Oh wait, that’s me I’m writing about. I too kept a diary, and the writing in it was truly awful. I know this for a fact because my own mother recently moved to a new house and sent me my old diaries. While I wasn’t thrilled by their (sub)literary quality, it was interesting to see these records of my bygone thoughts and feelings—like rough drafts for the person I am now.

And while most writers would probably shudder at the thought of their journal being published, a writer’s journal is the mine from which we dig up treasures that make our real writing sparkle. In Sparked, the mom has a boyfriend who wears skull rings, and he likes to squeeze his fist to admire them. I got that detail when sitting next to a menacing guy on a bus who was doing just that, and I remembered it because I jotted it in a notebook.

Your journal can also help your writing in another way–by giving you insight into how we feel at different ages. Let’s say you wanted to write about a nine year-old. You could go back and read your diary from third grade, to remind yourself of what mattered to you back then. Remember how you pined for the friendship of that one popular girl so much so that you gave her the crepe paper flower you were supposed to make for your mom for Mothers’ Day, and when she took it from you she looked at it blankly and said, “What am I supposed to do with this,” before throwing it away?


Oh wait, that’s me again. That was humiliating at the time, but maybe I’ll use that detail some day. Or maybe I won’t–that’s OK too. Writing a journal trains you to observe other people, to remember details and dialog. So throw out your old stuffies, if you must. Get rid of board games with missing pieces. But keep your journals–yes, even the middle school ones.


Do I Need to Write Every Day?


I really want to be a writer, and I love to write, but I heard that if you want to do it for a living and get good, you need to write every day. I don’t always have time to write every day, and I worry that I don’t have enough to write about. Do you think that it’s essential to write daily? How often do you write?

– Wrist Cramps

Dear Wrist Cramps,

Writing is like working out—you don’t have to do it every day but you do have to do it regularly. That means you don’t sit around and wait until you feel like writing, because that will probably never happen—any more than you will just feel like putting on your running shoes and going for a 5-mile jog. (Congratulations if you are the kind of person who can’t wait to lace up her running shoes, but you are not normal.)

The key to getting fit—and to becoming a writer—is to put it on your schedule. I mean this literally: put it on your Google calendar. Set a reminder on your phone. Write it in your diary if you are an analog person. When and how often? There’s no one-size-fits all answer. Maybe you like to write when the house is quiet, so you write four times a week from 6-7 AM. Maybe your imagination is most active in the evening, so you put in a couple of hours between 8-10 PM.

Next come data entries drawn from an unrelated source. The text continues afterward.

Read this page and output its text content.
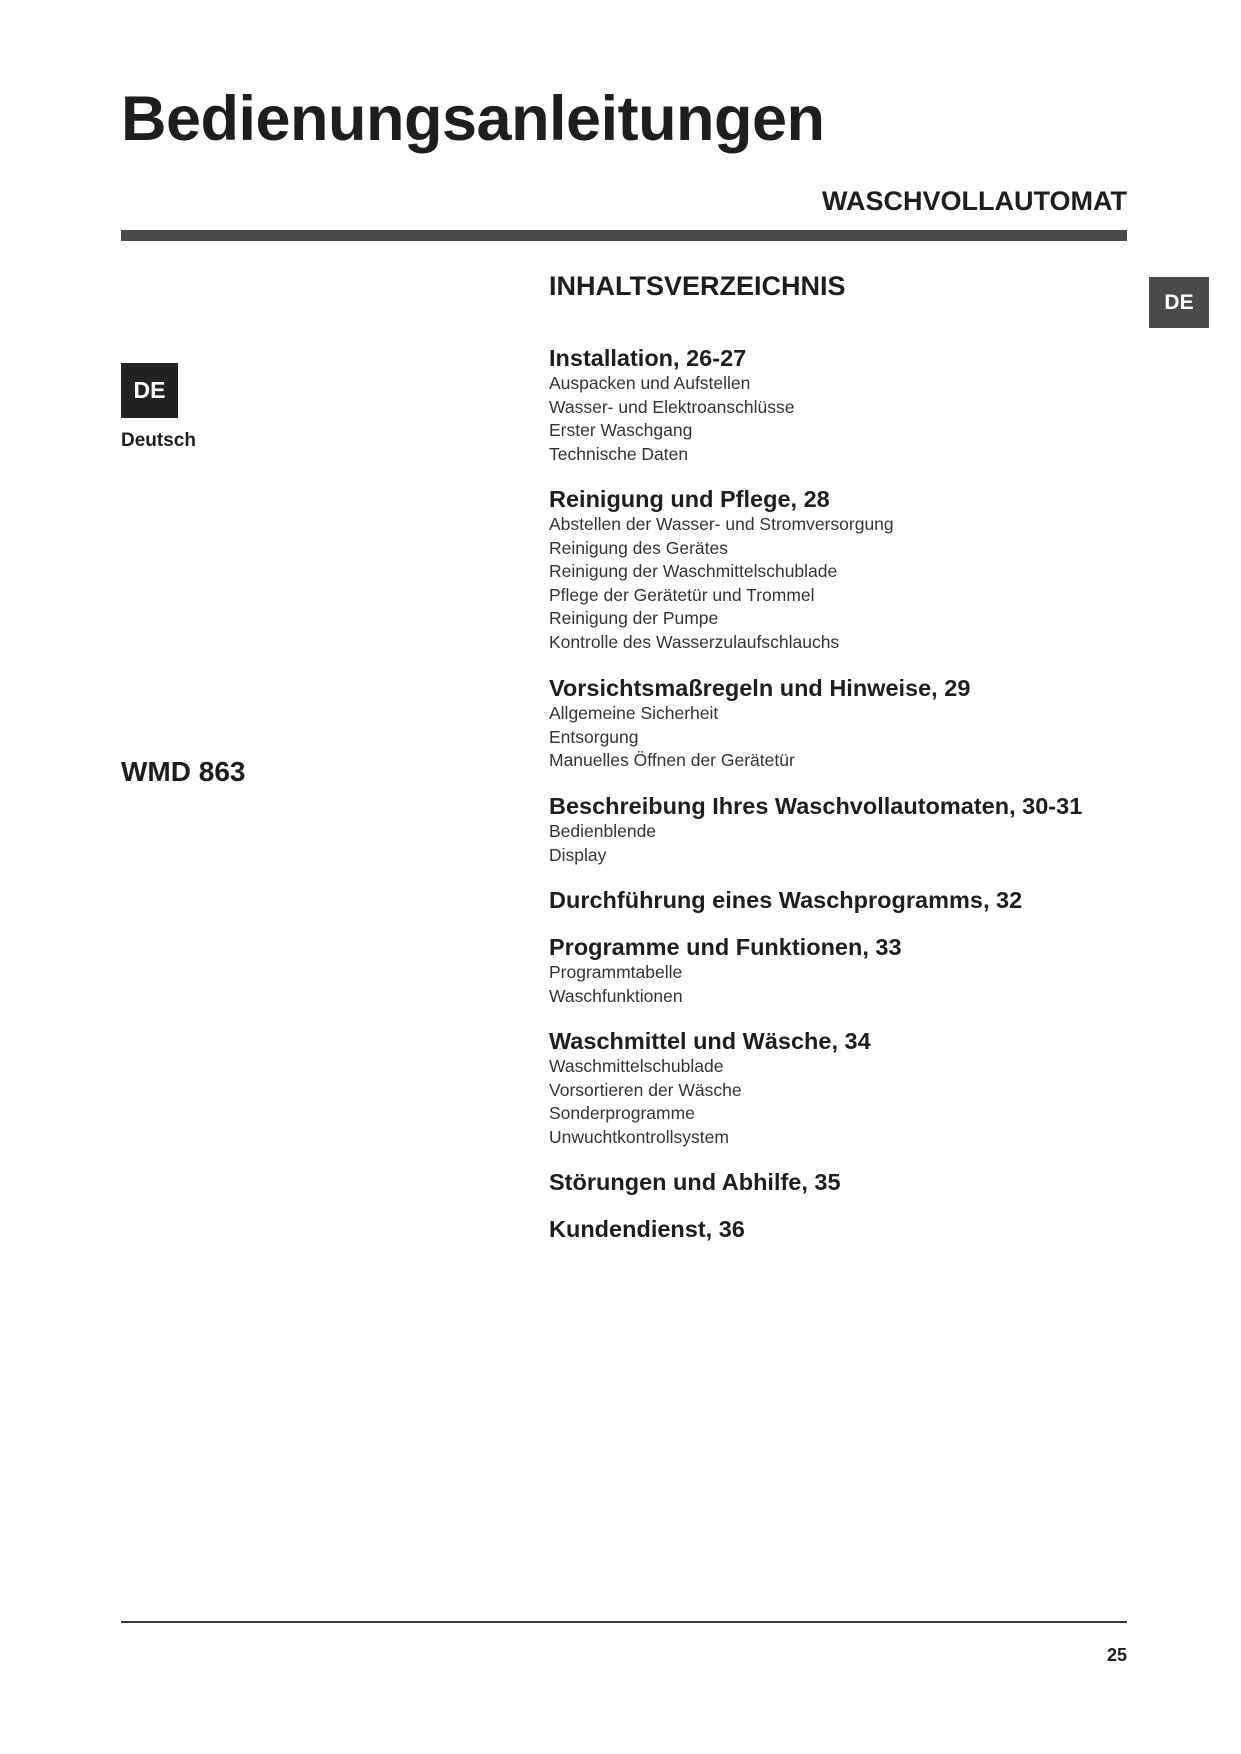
Bedienungsanleitungen
WASCHVOLLAUTOMAT
INHALTSVERZEICHNIS
DE
DE
Deutsch
WMD 863
Installation, 26-27
Auspacken und Aufstellen
Wasser- und Elektroanschlüsse
Erster Waschgang
Technische Daten
Reinigung und Pflege, 28
Abstellen der Wasser- und Stromversorgung
Reinigung des Gerätes
Reinigung der Waschmittelschublade
Pflege der Gerätetür und Trommel
Reinigung der Pumpe
Kontrolle des Wasserzulaufschlauchs
Vorsichtsmaßregeln und Hinweise, 29
Allgemeine Sicherheit
Entsorgung
Manuelles Öffnen der Gerätetür
Beschreibung Ihres Waschvollautomaten, 30-31
Bedienblende
Display
Durchführung eines Waschprogramms, 32
Programme und Funktionen, 33
Programmtabelle
Waschfunktionen
Waschmittel und Wäsche, 34
Waschmittelschublade
Vorsortieren der Wäsche
Sonderprogramme
Unwuchtkontrollsystem
Störungen und Abhilfe, 35
Kundendienst, 36
25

Whatever your schedule, if you’ve already made the decision to write, then you don’t have to use your willpower to psych yourself up every time you write. It’s a habit. You just do it, the same way your CrossFit sessions or cook dinner or take out the compost.

You may be wondering why I am comparing penning the Great American Novel to dumping out a container full of banana peels, globs of oatmeal and other gunk. It’s because writing isn’t always fun. In fact, it can be downright unsatisfying and unpleasant. But if you’re a real writer, you just sit down and do it, even when you would rather lick the bottom of that compost container than pound out another word.

But here’s the good news. You know the “runner’s high”? Writers get a writer’s high: you enter the magical world of your own creation and everything else falls away. I call it being in “the Vortex” and it’s one of the best feelings there is. You won’t get that high the first few times. You have to put the practice in. And then one day you’ll realize that you’ve written far past your allotted time and your bedroom is a mess and you haven’t had a shower for three days and your last two meals have been stale tortilla chips eaten out of the bag. Congratulations: you are a writer.